O'Neill v Walsh
[2025] NZHC 956
•17 April 2025
IN THE HIGH COURT OF NEW ZEALAND WELLINGTON REGISTRY
I TE KŌTI MATUA O AOTEAROA TE WHANGANUI-A-TARA ROHE
CIV-2025-485-201
[2025] NZHC 956
UNDER the Constitution of New Zealand, the New Zealand Bill of Rights Act 1990, the
Judicial Review Act 2016 and natural justice
IN THE MATTER
of an application for judicial review
BETWEEN
CHRISTOPHER JOSEPH O’NEILL
Applicant
AND
DAVID WALSH
First Respondent
CHRISTOPHER BISHOP
Second Respondent
NEW ZEALAND POST
Third Respondent
Hearing: On the papers Appearances:
Mr O’Neill self-represented
Judgment:
17 April 2025
JUDGMENT OF McHERRON J
[1] The Registrar has referred a proceeding filed by Christopher Joseph O’Neill to me (as Duty Judge), for consideration under r 5.35B of the High Court Rules 2016.
[2]The proceeding comprises three documents labelled respectively as:
(a)notice of proceeding;
(b)statement of claim — application for judicial review; and
O’NEILL v DAVID WALSH [2025] NZHC 956 [17 April 2025]
(c)submissions.
[3] Mr O’Neill’s statement of claim and notice of proceeding do not comply with formal requirements in the High Court Rules. For example, the statement of claim does not adequately show the nature of Mr O’Neill’s claim or inform the court or the parties as to his cause of action. Rather, it is framed as a series of questions, peppered with characteristic abuse and scandalous allegations, but without defining the nature of Mr O’Neill’s claim or the decision that he seeks to review.

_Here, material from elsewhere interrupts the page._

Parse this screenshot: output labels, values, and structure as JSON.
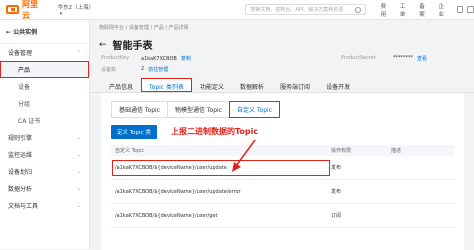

[4] From the 24-page handwritten document headed “Submissions”, it appears at its heart that Mr O’Neill’s proceeding relates to his concerns about the non-delivery or delayed delivery by New Zealand Post of his correspondence to the Judicial Conduct Commissioner between September 2024 and February 2025.
[5] On this pretext, Mr O’Neill seeks to involve New Zealand Post and its Chief Executive, the Minister for State-Owned Enterprises in a broad ranging inquiry into a “perversion of justice” concerning Mr O’Neill’s complaints about various judges.1
[6] Rule 5.35B gives a Judge jurisdiction to strike out or stay a proceeding before it has been served if the proceeding is plainly an abuse of the process of the Court. The Court of Appeal has observed that given this rule contemplates a litigant being denied the fundamental right of access to the courts, with the possibility of the proceeding being halted before it is even served, the abuse must be clear beyond doubt from reading the claim.2 The strike out powers in r 5.35B must be exercised sparingly and only in the clearest of cases.
[7] Having read the documents filed by Mr O’Neill, I am in no doubt that his proposed proceeding is plainly an abuse of the process of the Court. His documents lack any valid cause of action on which Mr O’Neill can seek relief. Mr O’Neill has
1 The Registry has advised me that Mr O’Neill has recently filed a separate “application for judicial review” making similar claims against the Privacy Commissioner and Deputy Privacy Commissioner, “the entirety of the Privacy Commission” [sic], “X person unknown”, and various Government Ministers, in proceeding number CIV-2025-485-182. I am also aware of another of Mr O’Neill’s proceeding under consideration by the Court which relates to his concerns about the Judicial Conduct Commissioner: CIV-2025-485-181.
2 Te Wakaminenga O Nga Hapu Ki Waitangi v Waitangi National Trust Board [2023] NZCA 63, [2023] NZAR 180 at [15].
not identified any exercise of statutory or other public power connected with the delay in delivery of his mail that could possibly be the subject of a judicial review proceeding.
[8] It would be improper to require the respondents to respond to Mr O’Neill’s allegations through Court processes. The Court would be exercising poor control of its processes if it allowed the present proceeding to continue. Mr O’Neill’s proceeding is not capable of being amended to turn it into a valid claim against the respondents.
[9]Accordingly, I strike Mr O’Neill’s proceeding out under r 5.35B(3).
[10]Mr O’Neill has the right to appeal against this decision.